GM vows losses will end in '93 Firm seeks to calm skeptical investors

NEW YORK -- At a special meeting called to placate skeptical Wall Street investors, General Motors Corp.'s new managers promised yesterday to halve the company's record losses in North America this year and eliminate them completely in 1993.

If the predictions prove true, and the stumbling giant's other operations remain profitable, 1993 would be GM's first profitable year after three years of stunning losses.


Analysts, however, remained skeptical, despite the much-awaited meeting with the company at GM's New York headquarters.

"Cutting their losses in half isn't going to do it," said Thomas Galvin, an auto industry analyst with C.J. Lawrence Inc. "As for getting into the black next year, they've talked about that in the past. We'll have to wait and see if it really takes place."


GM stock closed yesterday at $30.25 a share on the New York Stock Exchange, up 21.5 cents.

Last year alone, GM lost an estimated $7.5 billion in its key North American operations, leading to a companywide loss of $4.5 billion, the largest in U.S. corporate history.

"We're not depending on an economic upturn to turn us around," said John F. Smith Jr., GM's chief executive officer. "We're implementing fundamental changes that will allow us to be profitable even in an economic downturn."

To help attain that goal, Mr. Smith, who was appointed to his post 10 days ago after top management was fired by the GM's board, said more blue- and white-collar jobs could be cut in addition to those already announced.

The current cost-cutting program for North America calls for 21 plants to be closed, the number of blue-collar employees to shrink to 288,000 by the end of this year and down to 250,000 by 1995. That compared with 329,000 workers in 1990. The company has also said it will reduce the number of white-collar salaried staff to to 76,000 next year, from 136,000 in 1985.

Mr. Smith said the staff reductions for 1992 were ahead of schedule and predicted that even more white-collar workers would be fired from GM's enormous bureaucracy -- perhaps as many as 10,000 more positions, which he said would make GM as lean as the Ford Motor Co.

No new layoffs or plant closings were announced yesterday. GM has named 14 of the 21 plants that are to close. The remaining seven probably will be made known by the first week of December, officials said.

"As you know, we've been fatter than the competition, but we're going to get lean fast," Mr. Smith told reporters after meeting with about 200 Wall Street analysts.


TC The world's largest automaker, GM is also the nation's largest employer. A GM minivan plant in Baltimore provides work for more than 3,000.

William E. Hoglund, executive vice president, said the layoffs had resulted in about $1 billion of the $3 billion that the North American operations has pared from last year's $6.1 billion in pretax losses for the first nine months of the year.

A sign of the changing fortunes, Mr. Hoglund said, was that preliminary figures for October showed the company marginally in the black.

Despite the good news for October, the final quarter of the year, which runs from Oct. 1 through Dec. 31, would not be profitable, he said.
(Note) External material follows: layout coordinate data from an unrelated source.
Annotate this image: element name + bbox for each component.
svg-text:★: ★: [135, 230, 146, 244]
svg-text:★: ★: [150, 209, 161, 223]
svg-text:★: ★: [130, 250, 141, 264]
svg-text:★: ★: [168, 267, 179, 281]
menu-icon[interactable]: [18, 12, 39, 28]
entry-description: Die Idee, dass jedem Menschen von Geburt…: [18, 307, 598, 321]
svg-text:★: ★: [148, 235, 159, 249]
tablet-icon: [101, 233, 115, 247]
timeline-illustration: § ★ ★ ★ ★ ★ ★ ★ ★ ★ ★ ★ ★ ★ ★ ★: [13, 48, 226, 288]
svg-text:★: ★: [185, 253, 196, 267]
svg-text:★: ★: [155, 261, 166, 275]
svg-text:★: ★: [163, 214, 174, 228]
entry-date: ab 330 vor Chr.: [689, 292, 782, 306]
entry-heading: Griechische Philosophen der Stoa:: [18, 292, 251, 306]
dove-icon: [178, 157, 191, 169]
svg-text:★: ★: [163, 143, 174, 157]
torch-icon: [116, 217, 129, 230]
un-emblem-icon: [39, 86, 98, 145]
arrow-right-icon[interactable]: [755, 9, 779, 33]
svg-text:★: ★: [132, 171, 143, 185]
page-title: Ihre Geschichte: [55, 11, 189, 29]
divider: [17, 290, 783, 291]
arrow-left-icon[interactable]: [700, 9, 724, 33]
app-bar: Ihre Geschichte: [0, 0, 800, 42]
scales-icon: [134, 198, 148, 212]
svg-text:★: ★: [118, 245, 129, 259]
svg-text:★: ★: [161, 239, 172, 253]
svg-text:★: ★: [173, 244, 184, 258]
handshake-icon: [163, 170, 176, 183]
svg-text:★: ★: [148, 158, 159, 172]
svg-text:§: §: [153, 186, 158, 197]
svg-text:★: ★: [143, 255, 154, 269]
In all, the company is expected to lose between $3 billion and $4 billion in North America this year. The corporation's total losses will depend on the results of its more profitable overseas operations.

But analysts said that the reductions in GM's losses were only a first step and that predictions of profitability next year had a familiar ring.


Mr. Galvin, with C.J. Lawrence, said that if GM really does slash its losses in North America to under $4 billion this year, it might be unreasonable to expect GM to cut losses by another $4 billion next year and return to profitability.

John E. Hilton, an auto analyst for Argus Research, said he, too, was skeptical, though willing to give the new management a chance.

While some analysts have recommended buying GM stock, Mr. Hilton is one of many who think that GM's stock remains too risky to hold because its prospects are so uncertain.

"I'm not going to raise my investment recommendation on GM until I see evidence that things have turned around," Mr. Hilton said.

Mr. Galvin said GM must hurry to regain profitability because investors will become more impatient.

Auto stocks, he said, are traditionally seen as a safe source of dividends. GM's decision two weeks ago to slash its dividend for the second time in two years, however, will dampen many investors' interest, Mr. Galvin said.


"They made a good presentation, but now we have to see if they really can follow through," Mr. Galvin said.